It’s a safe bet to say that if you’re older than 25, Besst will make you feel very old. Besst, created by two college students, Spencer Gordon-Sand and Linda Chen, is a new betting app that seeks to give you all the exhilaration of betting, but on your “social standing” instead of actual money. Their website, besst.io, is peppered with unexpected sentences like “Betting with friends isn’t fun when you face a choice between gambling (awkward) or wagering nothing (boring)”, and “prove you’re the f**king besst!”.
So how does it work?
The gamified social media platform, which will run on Android and iOS, would allow you to lay bets on pretty much anything happening in the world or between your friends, from the results of the Cubs’ game (including live bets placed during eSports streams), to how many sandwiches your friend can eat in an hour, to correctly guessing the end of the movie Black Panther. You and your friends can see what bets you and others made, and you wager “embarrassing Facebook posts” on the results, in addition to having your friends and the rest of the network view the outcome of your bet, and vote and comment on bets they placed with their friends.
Lay bets on anything with friends – without using money
So on Besst, which is currently in beta, your social media feed comprises a list of posts detailing ongoing bets, upcoming bets and completed bets, their results, and what your network thought of each others’ bets. You can also form groups with friends and community members, and winning or losing a series of bets moves you up and down in your social media rankings on leaderboards native to the app. Since the whole experience involves no money, the app does not aim to match the casino or traditional online gambling experience. The payout on Besst is the pure thrill of betting and winning, and having all your friends know that you did.

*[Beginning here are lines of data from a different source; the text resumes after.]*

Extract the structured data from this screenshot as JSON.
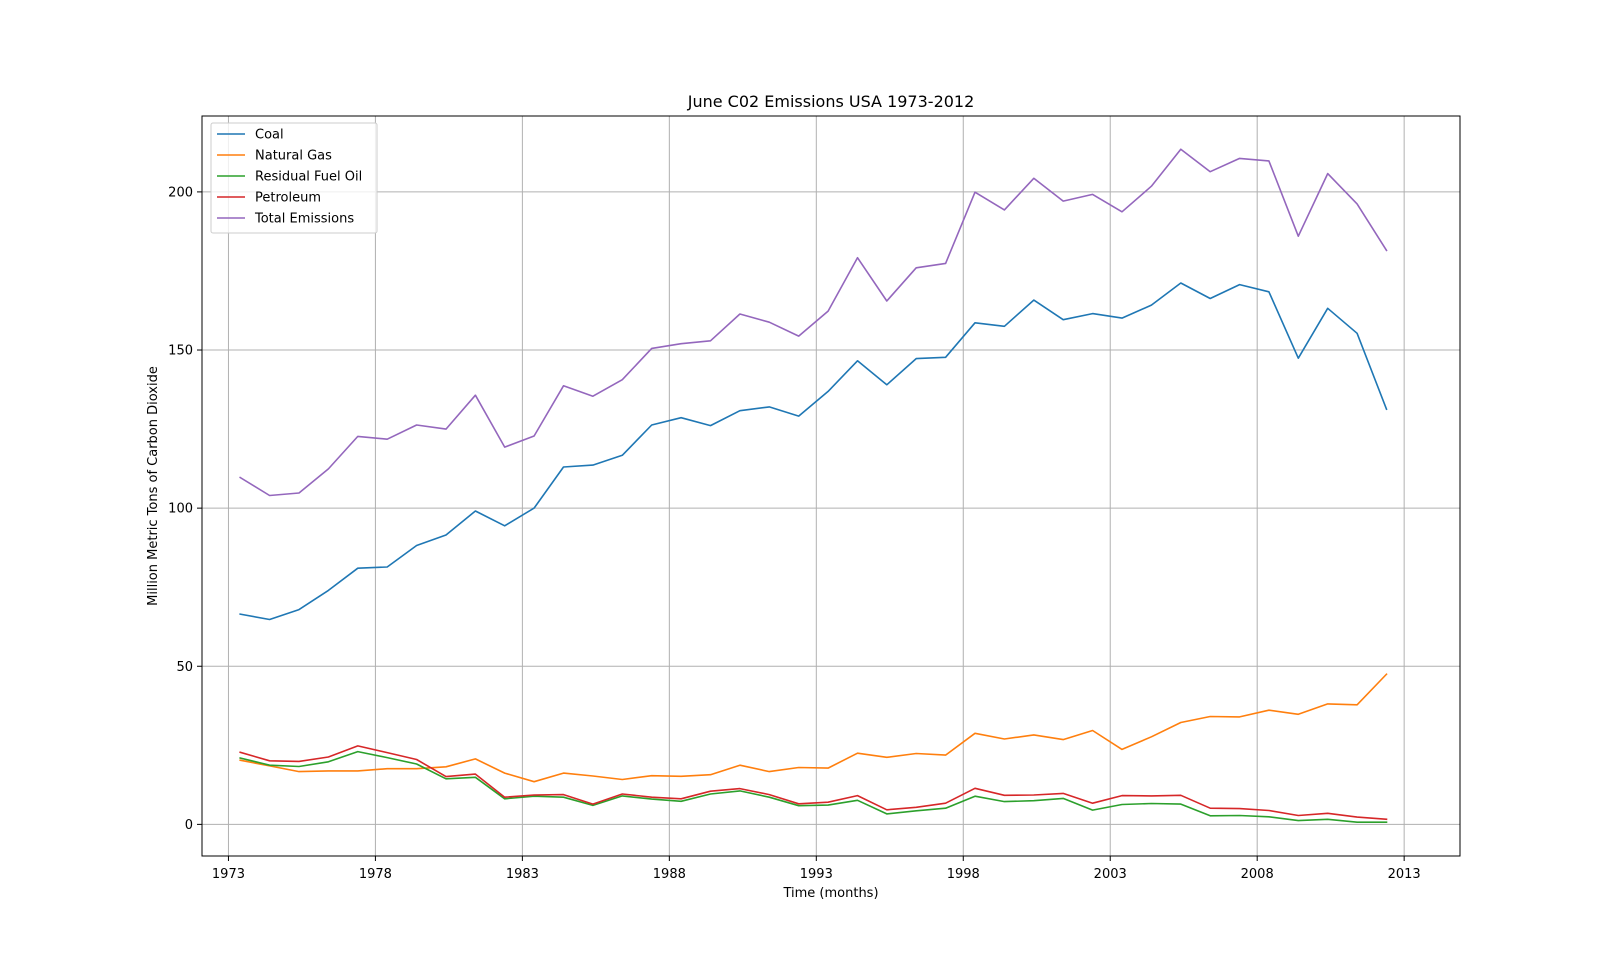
{
  "chart_data": {
    "type": "line",
    "title": "June C02 Emissions USA 1973-2012",
    "xlabel": "Time (months)",
    "ylabel": "Million Metric Tons of Carbon Dioxide",
    "x_ticks": [
      "1973",
      "1978",
      "1983",
      "1988",
      "1993",
      "1998",
      "2003",
      "2008",
      "2013"
    ],
    "y_ticks": [
      "0",
      "50",
      "100",
      "150",
      "200"
    ],
    "xlim": [
      1972.1,
      2014.9
    ],
    "ylim": [
      -10,
      224
    ],
    "grid": true,
    "legend_position": "top-left",
    "x": [
      1973.4,
      1974.4,
      1975.4,
      1976.4,
      1977.4,
      1978.4,
      1979.4,
      1980.4,
      1981.4,
      1982.4,
      1983.4,
      1984.4,
      1985.4,
      1986.4,
      1987.4,
      1988.4,
      1989.4,
      1990.4,
      1991.4,
      1992.4,
      1993.4,
      1994.4,
      1995.4,
      1996.4,
      1997.4,
      1998.4,
      1999.4,
      2000.4,
      2001.4,
      2002.4,
      2003.4,
      2004.4,
      2005.4,
      2006.4,
      2007.4,
      2008.4,
      2009.4,
      2010.4,
      2011.4,
      2012.4
    ],
    "series": [
      {
        "name": "Coal",
        "color": "#1f77b4",
        "values": [
          66.5,
          64.8,
          67.9,
          74.0,
          81.0,
          81.4,
          88.2,
          91.5,
          99.1,
          94.4,
          100.0,
          113.0,
          113.6,
          116.7,
          126.3,
          128.6,
          126.1,
          130.8,
          132.0,
          129.1,
          136.9,
          146.6,
          139.0,
          147.3,
          147.7,
          158.6,
          157.5,
          165.8,
          159.6,
          161.5,
          160.1,
          164.2,
          171.2,
          166.3,
          170.7,
          168.4,
          147.4,
          163.2,
          155.3,
          131.3
        ]
      },
      {
        "name": "Natural Gas",
        "color": "#ff7f0e",
        "values": [
          20.3,
          18.5,
          16.7,
          16.9,
          16.9,
          17.6,
          17.6,
          18.2,
          20.7,
          16.2,
          13.5,
          16.2,
          15.3,
          14.2,
          15.4,
          15.2,
          15.7,
          18.7,
          16.7,
          18.0,
          17.8,
          22.5,
          21.2,
          22.4,
          21.9,
          28.8,
          27.0,
          28.3,
          26.8,
          29.7,
          23.7,
          27.7,
          32.2,
          34.1,
          34.0,
          36.1,
          34.8,
          38.1,
          37.8,
          47.5
        ]
      },
      {
        "name": "Residual Fuel Oil",
        "color": "#2ca02c",
        "values": [
          21.0,
          18.7,
          18.3,
          19.8,
          23.0,
          21.1,
          19.1,
          14.4,
          14.9,
          8.1,
          8.9,
          8.6,
          6.0,
          9.0,
          8.0,
          7.3,
          9.6,
          10.6,
          8.6,
          5.9,
          6.1,
          7.6,
          3.3,
          4.3,
          5.1,
          8.9,
          7.2,
          7.5,
          8.2,
          4.5,
          6.3,
          6.6,
          6.4,
          2.7,
          2.8,
          2.4,
          1.2,
          1.6,
          0.7,
          0.7
        ]
      },
      {
        "name": "Petroleum",
        "color": "#d62728",
        "values": [
          22.8,
          20.1,
          19.9,
          21.3,
          24.8,
          22.7,
          20.5,
          15.1,
          15.9,
          8.6,
          9.3,
          9.4,
          6.4,
          9.6,
          8.6,
          8.1,
          10.5,
          11.3,
          9.4,
          6.5,
          7.0,
          9.1,
          4.6,
          5.4,
          6.7,
          11.4,
          9.2,
          9.3,
          9.8,
          6.7,
          9.1,
          9.0,
          9.2,
          5.1,
          5.0,
          4.4,
          2.8,
          3.5,
          2.3,
          1.6
        ]
      },
      {
        "name": "Total Emissions",
        "color": "#9467bd",
        "values": [
          109.7,
          104.0,
          104.8,
          112.4,
          122.7,
          121.8,
          126.3,
          125.0,
          135.7,
          119.3,
          122.8,
          138.7,
          135.4,
          140.6,
          150.5,
          152.0,
          152.9,
          161.4,
          158.8,
          154.4,
          162.3,
          179.2,
          165.5,
          176.0,
          177.4,
          199.9,
          194.3,
          204.3,
          197.1,
          199.2,
          193.7,
          201.8,
          213.5,
          206.4,
          210.6,
          209.8,
          186.0,
          205.8,
          196.2,
          181.5
        ]
      }
    ]
  }
}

The concept is premised on three ideas: that betting on money can get uncomfortable between friends, betting with no stakes isn’t interesting, and that a sufficient number of people who like the exhilaration of betting would put enough worth on how people see them in social circles to use this app.
Intriguingly, Besst also claims that it can help self-improvement through betting, as “formalization and social accountability of goals improves achievement,” a suddenly sombre and laden claim made on otherwise remarkably light and fun website.
The app also lets you connect with your Facebook, Google and other social media accounts, allowing you to share your results, and challenge people in your existing networks (also necessitating that they get on the app).
Who is Besst?
The betting app’s About page informs you that the co-founders, college sophomores Spencer Gordon-Sand and Linda Chen, grew up together, considered each other “mortal enemies until high school” because of a “dispute over Pokemon trading cards in 2nd grade,” after which they decided to “put aside their differences and ended up becoming best friends.”
CEO and former Team USA fencer Spencer Gordon-Sand is currently an Economics student at the University of Chicago, while Boston College sophomore and Besst CTO Linda Chen has previously interned at JP Morgan Chase, and is the founder of student-oriented app, Mac Daddy, that helps students on campuses meet for meals.
Despite, or perhaps because, of their unmistakably youthful vibe and target audience, the app, launched in May 2018, has already caught the interest of Forbes (one of the chosen 50 out of 3000 applicants who were selected to present their idea at the Forbes 30 under 30 summit at Boston in late September and early October), Builtin Chicago (who in November named them one of the 5 recently launched Chicago startups you need to know), and entrepreneurship journal Chicago Inno, which named co-founder Spencer one of Chicago’s 25 Under 25 to look out for.
Besst’s team is a mix of young and experienced professionals. It’s Head of Product is veteran app developer Dan Hahm, who’s worked for Fortune 500 companies like McDonalds, in addition to holding senior positions at several startups, while other roles, like their Heads of Marketing and Business Development, are held by youngsters, still in or fresh out of university.
Given the nature of the platform and its target audience, Gordon-Sand has said that, outside of app development, he feels younger students and professionals would be better equipped to gauge Besst’s market and address its particular needs. “Not only am I more comfortable with less experience on this side, but, being younger actually gives them an advantage.”
Besst claims to have had 1000 users sign up to test its beta product, while Crunchbase reports that it currently has about 2200 monthly visitors. It’s received $20,000 in pre-seed funding, mostly from Gordon-Sand’s friends and family, and is also non-monetarily supported by the University of Chicago, the Polsky Center for Entrepreneurship and Innovation, and the startup incubator TechNexus.
Besst’s business plan is to make money by selling advertisements on the site, and predict that like many student entrepreneurship projects, they’ll monetise a bit later than others. “The thing is that they only care about your user base when you hit a certain threshold and can separate your user base based on interest,” Gordon-Sand told the Chicago Maroon.
About the future, Gordon-Sand sounds focused and confident when he says, “We’re at a point now where we’re ready for and in need of the next round of funding and exposure.” But given the initial interest it has already sparked from entrepreneurship institutes and magazines, perhaps it isn’t a bad bet that the company’s got a bright enough future.